I believe the "only one child" limitation would affect certain types of connector outputs, as used in Ark. Zero-value outputs are useful to implement a connector output, and there will probably be situations where having more than one of them in a single transaction is useful. That said, the one-child limitation is a more fundamental question of how exactly packages are relayed, so it's probably more reasonable to punt on fixing this limitation for now.
I would also strongly suggest that the actual implementation fix this issue; I'll try to find time to review it later and see if there's an easy way to do that.
It's all doable(maybe in near future), I'll leave notes in the other PR.
I believe the "only one child" limitation would affect certain types of connector outputs, as used in Ark. Zero-value outputs are useful to implement a connector output, and there will probably be situations where having more than one of them in a single transaction is useful.
Good point, I think in my mind I was conflating requirements for connector outputs(which don't have to be sitting in utxo set) vs control outputs which do in constructions like hierarchical payment channels.
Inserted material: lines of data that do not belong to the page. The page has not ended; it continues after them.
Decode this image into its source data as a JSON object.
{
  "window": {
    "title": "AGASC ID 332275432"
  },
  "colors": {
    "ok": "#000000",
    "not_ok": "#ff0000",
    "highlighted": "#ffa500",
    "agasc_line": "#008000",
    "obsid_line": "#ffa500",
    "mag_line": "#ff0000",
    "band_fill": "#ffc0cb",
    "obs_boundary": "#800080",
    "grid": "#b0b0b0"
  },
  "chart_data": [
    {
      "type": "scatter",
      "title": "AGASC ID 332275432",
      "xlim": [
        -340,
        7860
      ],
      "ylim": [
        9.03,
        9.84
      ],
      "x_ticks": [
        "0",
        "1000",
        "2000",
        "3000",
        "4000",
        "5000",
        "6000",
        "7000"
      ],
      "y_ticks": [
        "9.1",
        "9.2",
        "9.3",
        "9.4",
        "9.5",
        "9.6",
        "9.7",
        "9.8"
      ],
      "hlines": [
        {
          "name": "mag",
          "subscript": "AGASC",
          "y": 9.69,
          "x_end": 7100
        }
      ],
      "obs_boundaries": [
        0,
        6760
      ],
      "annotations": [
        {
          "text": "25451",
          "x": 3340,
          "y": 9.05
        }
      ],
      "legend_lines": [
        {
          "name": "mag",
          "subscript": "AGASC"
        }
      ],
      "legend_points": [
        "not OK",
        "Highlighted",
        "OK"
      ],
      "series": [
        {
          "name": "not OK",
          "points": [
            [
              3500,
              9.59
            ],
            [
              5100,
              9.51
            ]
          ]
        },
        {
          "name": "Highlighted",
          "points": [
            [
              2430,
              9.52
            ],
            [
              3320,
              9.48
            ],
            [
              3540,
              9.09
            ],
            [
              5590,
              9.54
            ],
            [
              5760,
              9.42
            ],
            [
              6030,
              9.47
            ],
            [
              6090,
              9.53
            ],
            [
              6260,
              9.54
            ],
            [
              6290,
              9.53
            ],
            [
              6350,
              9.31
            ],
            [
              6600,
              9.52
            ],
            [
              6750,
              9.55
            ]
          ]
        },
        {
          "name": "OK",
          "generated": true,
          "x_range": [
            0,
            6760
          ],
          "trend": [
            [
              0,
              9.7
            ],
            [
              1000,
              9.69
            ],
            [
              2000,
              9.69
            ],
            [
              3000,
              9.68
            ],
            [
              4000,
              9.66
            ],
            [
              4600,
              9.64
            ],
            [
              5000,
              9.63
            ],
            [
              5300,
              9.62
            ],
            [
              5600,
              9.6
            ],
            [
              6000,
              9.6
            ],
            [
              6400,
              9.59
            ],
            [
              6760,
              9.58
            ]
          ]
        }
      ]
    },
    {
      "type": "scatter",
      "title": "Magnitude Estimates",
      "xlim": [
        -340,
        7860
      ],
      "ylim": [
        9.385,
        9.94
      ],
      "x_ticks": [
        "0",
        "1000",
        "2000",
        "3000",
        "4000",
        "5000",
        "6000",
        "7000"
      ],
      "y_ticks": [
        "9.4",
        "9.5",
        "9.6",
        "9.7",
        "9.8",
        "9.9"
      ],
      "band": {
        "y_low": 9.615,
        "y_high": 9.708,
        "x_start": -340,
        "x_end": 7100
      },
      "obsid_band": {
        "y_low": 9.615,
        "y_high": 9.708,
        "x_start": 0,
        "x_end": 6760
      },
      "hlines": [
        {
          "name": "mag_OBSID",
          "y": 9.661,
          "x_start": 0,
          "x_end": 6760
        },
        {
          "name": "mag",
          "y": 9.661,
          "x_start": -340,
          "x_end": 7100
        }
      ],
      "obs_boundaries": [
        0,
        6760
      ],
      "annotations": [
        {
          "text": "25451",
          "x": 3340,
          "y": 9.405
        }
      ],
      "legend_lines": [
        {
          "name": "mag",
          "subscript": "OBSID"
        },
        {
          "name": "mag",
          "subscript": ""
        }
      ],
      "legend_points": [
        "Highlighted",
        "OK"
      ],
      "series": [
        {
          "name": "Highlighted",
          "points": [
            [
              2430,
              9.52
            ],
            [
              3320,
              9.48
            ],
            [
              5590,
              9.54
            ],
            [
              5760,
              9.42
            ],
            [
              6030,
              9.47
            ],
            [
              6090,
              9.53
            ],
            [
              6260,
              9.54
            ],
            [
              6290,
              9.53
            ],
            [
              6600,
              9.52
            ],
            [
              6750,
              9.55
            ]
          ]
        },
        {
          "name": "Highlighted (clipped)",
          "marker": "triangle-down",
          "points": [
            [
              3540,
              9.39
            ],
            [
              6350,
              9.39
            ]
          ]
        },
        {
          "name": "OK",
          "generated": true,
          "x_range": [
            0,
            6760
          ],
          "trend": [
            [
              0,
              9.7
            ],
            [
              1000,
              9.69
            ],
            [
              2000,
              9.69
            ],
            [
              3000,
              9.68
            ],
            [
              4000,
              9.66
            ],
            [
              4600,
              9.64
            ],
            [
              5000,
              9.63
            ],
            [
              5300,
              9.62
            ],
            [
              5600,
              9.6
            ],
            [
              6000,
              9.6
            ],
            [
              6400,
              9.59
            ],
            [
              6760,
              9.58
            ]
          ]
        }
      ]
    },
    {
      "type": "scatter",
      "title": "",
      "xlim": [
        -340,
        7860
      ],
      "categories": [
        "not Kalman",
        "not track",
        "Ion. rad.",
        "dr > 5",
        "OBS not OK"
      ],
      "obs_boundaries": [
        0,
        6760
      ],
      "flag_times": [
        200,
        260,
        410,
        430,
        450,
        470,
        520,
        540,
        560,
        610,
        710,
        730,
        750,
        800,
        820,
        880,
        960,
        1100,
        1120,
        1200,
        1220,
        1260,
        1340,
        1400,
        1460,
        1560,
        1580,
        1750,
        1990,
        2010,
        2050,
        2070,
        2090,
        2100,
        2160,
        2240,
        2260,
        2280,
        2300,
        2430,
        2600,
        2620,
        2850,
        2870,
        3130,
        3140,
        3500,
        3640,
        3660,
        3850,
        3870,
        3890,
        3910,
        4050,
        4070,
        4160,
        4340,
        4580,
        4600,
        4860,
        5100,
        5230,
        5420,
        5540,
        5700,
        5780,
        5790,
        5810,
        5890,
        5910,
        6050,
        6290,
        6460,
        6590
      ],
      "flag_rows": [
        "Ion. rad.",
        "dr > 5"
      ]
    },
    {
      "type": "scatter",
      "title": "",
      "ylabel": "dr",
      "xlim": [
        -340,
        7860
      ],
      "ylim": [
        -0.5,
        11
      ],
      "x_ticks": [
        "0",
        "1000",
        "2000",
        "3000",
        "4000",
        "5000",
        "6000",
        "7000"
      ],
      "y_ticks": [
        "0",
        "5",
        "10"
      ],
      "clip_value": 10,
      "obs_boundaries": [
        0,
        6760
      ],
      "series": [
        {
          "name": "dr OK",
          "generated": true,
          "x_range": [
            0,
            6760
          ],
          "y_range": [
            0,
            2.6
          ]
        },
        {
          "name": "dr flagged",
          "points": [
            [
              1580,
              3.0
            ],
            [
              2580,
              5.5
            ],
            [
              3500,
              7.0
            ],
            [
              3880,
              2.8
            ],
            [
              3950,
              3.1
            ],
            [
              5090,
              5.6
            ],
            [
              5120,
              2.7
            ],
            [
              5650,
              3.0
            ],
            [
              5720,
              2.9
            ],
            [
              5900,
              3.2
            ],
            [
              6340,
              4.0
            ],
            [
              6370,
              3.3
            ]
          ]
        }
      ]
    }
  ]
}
I have some unclear thoughts on how to relax this restriction so punting for now.
What is the rational to limit ephemeral outputs to being spent by transactions adhering to the TRUC standard? The goal of ensuring that dust outputs are immediately spent in the same block has nothing to do with TRUC.
Indeed it's not strictly required as noted in the rationale section. I leveraged the TRUC implementation in Core to have the 0-fee requirement of the parent(pre-cluster mempool non-TRUC tx are restricted to minrelay or higher), and "only one child", to incentivize the mining of the spend of the dust.
TRUCness is just a way of making it feasible to enforce the rules. There's not a reliance on TRUC, but the point is to clearly describe a specific solution that works and why. BIP 431 itself generally describes topological restrictions on which you can build less pinning-prone policies, with 1 section more specifically about a 1-parent-1-child ruleset. One can imagine another ruleset in a different context but with the same design goals.
Similarly, you could structure this BIP as:
- Motivation: 0-value anchors would be nice
- Design Goals: loosen policy to allow ephemeral dust, but easily enforce that it's always spent.
- 1 possible concrete method: 1 child only + 0-fee + TRUC. Link implementation, list rationale.
- Mention that, in the future, you could come up with another way to allow dust + enforce its ephemeralness in a completely different way.